I’ll bloody burn his bloody ricks,”
because no ruffian was ever heard to speak so elliptically, and you feel it is only done in order that the meter may be made to accommodate a startling plethora of profanity. Such excesses sound a false note and are out of tune with the general truth, the vivid reality that give the stories their authentic power and greatness.

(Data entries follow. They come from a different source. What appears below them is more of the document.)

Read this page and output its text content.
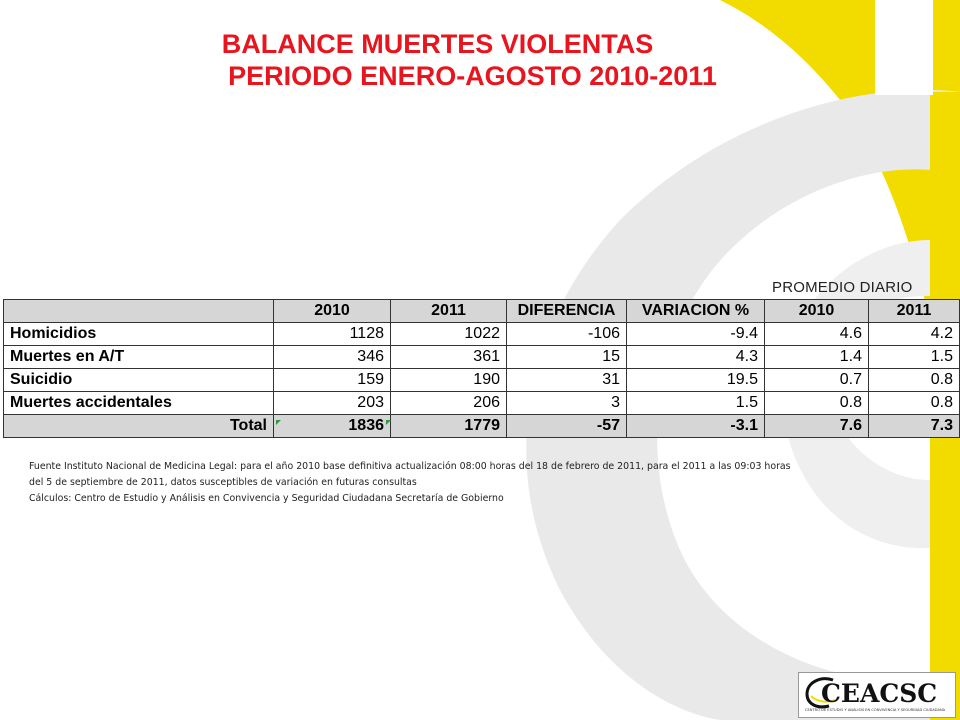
BALANCE MUERTES VIOLENTAS
PERIODO ENERO-AGOSTO 2010-2011
PROMEDIO DIARIO
	2010	2011	DIFERENCIA	VARIACION %	2010	2011
Homicidios	1128	1022	-106	-9.4	4.6	4.2
Muertes en A/T	346	361	15	4.3	1.4	1.5
Suicidio	159	190	31	19.5	0.7	0.8
Muertes accidentales	203	206	3	1.5	0.8	0.8
Total	1836	1779	-57	-3.1	7.6	7.3

Fuente Instituto Nacional de Medicina Legal: para el año 2010 base definitiva actualización 08:00 horas del 18 de febrero de 2011, para el 2011 a las 09:03 horas

del 5 de septiembre de 2011, datos susceptibles de variación en futuras consultas

Cálculos: Centro de Estudio y Análisis en Convivencia y Seguridad Ciudadana Secretaría de Gobierno

CEACSC
CENTRO DE ESTUDIO Y ANÁLISIS EN CONVIVENCIA Y SEGURIDAD CIUDADANA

I have heard it said that these aberrations represent the efforts of one who is naturally reticent and fastidious to present with due forcefulness certain brutal and lawless types of character that are not within his personal knowledge; but I doubt this. He may have exercised his imagination, and if so he exercised it potently, in writing “Reynard the Fox” and “Right Royal,” for I should guess he never went fox-hunting or steeple-chasing, but for “Dauber” and the raw human creatures of “The Everlasting Mercy,” “The Widow in the Bye Street” and “The Daffodil Fields” he may very well have drawn on memory and experience of people he has known. For he was not reared in cotton-wool nor matured among the comparative decorums of office-life. From a training vessel, he went to sea in the merchant service, knocked about the world on sailing-ships and has put some of his old shipmates into his ballads and some of them and some of their yarns into “A Mainsail Haul” and his first novel, “Captain Margaret.” Quitting the sea, he went tramping in America, picking up a livelihood by casual work on farms, and after a while settled down to serve behind a bar in New York, escaping from the noise and squalor and drudgery of it at night to solace himself with the “Morte d’Arthur” after he had gone up to his garret to bed. It was a harsh apprenticeship, that on sea and on land, but it broadened his outlook and his sympathies, and fitted him to be, as he was presently resolved to be, the interpreter of “the men of the tattered battalion”—
“He had had revelation of the lies
Cloaking the truth men never choose to know;
He could bear witness now and cleanse their eyes;
He had beheld in suffering; he was wise.”
His work as a critic is in a certain newspaper where he used to review new poets before he was recognized as one, and in his scholarly, revealing study of “Shakespeare”; but his finest, most imaginative prose is in that poignant book “Gallipoli” which he wrote after he came home from serving there in the Great War.